Reputation: 3576
If I understand the documentation right, I can write this:
(let [a 5 b 10]
(print a)
(print b))
This works as expected and prints out 5 and 10. I use this mechanism in this code snippet (The full code is here if you need more reference):
(defn create! [fields]
(let [username (user/unique-user (:author fields))
competition-id (:id (competition/latest))]
(if-not (exists? (:ld_uid fields))
(insert entries (values {
:ld_uid (:ld_uid fields)
:title (:title fields)
:description (:description fields)
:type (:type fields)
:user_id (:id username)
:competition_id competition-id})))
(for [link (:links fields)]
(source/create! (:id (by-ld-uid (:ld_uid fields))) (:url link) (:title link)))))
the problem is, the for
expression is not executed.

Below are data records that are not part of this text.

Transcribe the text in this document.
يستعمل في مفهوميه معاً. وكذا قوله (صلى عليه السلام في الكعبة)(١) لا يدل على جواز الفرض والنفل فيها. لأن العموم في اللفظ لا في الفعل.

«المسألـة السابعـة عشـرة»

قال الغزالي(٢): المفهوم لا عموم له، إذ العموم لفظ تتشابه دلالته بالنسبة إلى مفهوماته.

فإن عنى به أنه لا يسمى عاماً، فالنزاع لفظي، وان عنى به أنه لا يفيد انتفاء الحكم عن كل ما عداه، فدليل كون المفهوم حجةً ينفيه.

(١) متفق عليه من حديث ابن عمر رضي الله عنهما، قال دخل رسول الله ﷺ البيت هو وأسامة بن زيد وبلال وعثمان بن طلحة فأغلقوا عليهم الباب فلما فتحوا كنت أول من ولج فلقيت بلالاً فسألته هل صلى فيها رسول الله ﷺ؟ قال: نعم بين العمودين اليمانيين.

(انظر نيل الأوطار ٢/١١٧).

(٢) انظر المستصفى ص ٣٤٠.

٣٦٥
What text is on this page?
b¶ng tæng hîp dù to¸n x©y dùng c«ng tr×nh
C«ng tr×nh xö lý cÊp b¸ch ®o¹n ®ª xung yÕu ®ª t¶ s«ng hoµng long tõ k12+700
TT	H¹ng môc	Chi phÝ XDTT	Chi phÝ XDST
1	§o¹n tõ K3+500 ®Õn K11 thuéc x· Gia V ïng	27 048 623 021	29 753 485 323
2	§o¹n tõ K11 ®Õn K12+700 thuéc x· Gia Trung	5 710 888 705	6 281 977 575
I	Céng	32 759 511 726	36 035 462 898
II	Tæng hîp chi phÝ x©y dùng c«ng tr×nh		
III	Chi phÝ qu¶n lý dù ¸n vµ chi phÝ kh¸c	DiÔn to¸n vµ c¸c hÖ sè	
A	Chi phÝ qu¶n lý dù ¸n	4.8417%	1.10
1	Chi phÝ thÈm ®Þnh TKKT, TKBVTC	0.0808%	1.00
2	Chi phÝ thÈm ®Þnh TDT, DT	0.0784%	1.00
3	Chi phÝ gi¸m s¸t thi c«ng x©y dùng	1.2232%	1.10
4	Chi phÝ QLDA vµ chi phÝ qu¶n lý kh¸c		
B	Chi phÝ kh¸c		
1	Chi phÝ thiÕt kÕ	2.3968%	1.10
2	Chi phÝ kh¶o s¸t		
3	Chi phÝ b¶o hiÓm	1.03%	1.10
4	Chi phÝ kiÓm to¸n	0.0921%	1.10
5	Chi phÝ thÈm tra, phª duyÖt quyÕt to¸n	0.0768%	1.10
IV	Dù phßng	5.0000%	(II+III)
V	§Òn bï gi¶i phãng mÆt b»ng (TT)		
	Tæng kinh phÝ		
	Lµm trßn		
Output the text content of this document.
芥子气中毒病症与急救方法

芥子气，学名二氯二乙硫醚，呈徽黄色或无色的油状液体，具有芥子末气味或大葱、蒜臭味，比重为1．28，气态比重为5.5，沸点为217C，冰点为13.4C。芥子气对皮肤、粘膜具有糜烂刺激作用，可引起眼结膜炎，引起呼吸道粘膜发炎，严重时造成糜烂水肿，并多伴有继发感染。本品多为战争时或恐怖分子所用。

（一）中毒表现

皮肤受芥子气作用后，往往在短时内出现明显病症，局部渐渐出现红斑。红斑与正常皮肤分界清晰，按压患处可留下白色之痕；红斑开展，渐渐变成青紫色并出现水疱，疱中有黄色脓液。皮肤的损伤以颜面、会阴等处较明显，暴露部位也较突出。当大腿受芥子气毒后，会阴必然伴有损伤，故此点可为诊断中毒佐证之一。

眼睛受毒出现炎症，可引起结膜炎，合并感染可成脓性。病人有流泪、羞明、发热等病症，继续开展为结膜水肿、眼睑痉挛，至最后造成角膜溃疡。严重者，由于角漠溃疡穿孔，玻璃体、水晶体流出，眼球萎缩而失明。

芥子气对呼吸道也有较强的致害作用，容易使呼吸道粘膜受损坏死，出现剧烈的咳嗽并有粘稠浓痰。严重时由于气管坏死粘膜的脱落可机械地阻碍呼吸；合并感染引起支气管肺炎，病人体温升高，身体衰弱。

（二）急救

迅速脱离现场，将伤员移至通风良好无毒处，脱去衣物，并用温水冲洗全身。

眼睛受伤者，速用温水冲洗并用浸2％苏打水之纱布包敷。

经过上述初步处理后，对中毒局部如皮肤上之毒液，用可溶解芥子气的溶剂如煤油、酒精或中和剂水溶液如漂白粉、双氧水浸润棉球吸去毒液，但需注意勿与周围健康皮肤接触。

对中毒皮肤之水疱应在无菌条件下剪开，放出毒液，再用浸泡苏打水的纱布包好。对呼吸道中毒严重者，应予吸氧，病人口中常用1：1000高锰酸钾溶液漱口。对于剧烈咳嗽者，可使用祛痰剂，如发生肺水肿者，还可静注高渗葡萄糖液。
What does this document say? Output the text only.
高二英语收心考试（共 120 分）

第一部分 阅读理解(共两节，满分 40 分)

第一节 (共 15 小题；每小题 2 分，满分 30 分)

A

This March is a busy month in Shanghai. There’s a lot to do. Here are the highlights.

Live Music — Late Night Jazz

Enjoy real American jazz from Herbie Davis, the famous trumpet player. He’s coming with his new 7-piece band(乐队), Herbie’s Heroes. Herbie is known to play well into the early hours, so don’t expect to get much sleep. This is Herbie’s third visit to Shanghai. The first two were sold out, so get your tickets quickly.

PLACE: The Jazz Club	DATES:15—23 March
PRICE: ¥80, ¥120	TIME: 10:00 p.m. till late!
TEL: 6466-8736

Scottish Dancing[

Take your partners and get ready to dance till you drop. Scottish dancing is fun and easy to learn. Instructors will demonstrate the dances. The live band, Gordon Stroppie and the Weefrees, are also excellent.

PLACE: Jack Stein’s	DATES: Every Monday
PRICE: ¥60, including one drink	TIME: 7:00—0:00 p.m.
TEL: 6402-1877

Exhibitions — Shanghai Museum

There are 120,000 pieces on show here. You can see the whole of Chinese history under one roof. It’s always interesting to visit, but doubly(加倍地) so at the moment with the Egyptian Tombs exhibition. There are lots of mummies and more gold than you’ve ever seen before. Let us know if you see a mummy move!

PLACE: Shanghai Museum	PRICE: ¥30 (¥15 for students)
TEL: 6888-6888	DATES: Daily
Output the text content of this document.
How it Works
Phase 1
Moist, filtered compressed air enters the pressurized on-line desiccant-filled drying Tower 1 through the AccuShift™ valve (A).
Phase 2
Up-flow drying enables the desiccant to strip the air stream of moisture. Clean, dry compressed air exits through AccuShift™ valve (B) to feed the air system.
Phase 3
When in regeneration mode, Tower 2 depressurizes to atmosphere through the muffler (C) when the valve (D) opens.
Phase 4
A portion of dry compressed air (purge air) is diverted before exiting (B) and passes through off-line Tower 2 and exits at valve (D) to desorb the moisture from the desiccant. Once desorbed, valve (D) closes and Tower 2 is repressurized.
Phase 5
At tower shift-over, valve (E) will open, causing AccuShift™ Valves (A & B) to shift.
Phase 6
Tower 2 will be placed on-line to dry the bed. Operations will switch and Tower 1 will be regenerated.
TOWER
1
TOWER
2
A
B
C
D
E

The statements as its own works as expected but in this code above the insert
expression is executed but the for
not. Do I oversee something? I am out of ideas whats going wrong here :(
Upvotes: 2
Views: 111
Reputation: 8910
The problem is not what you think: Clojure's for
uses lazy evaluation -- that is, if you don't do anything with what it returns, the loop never runs.
That's very useful for long-running loops over massive sequences that you don't even need in their entirety, but when you're actually trying to run side effects, lazy evaluation is something you need to stay away from.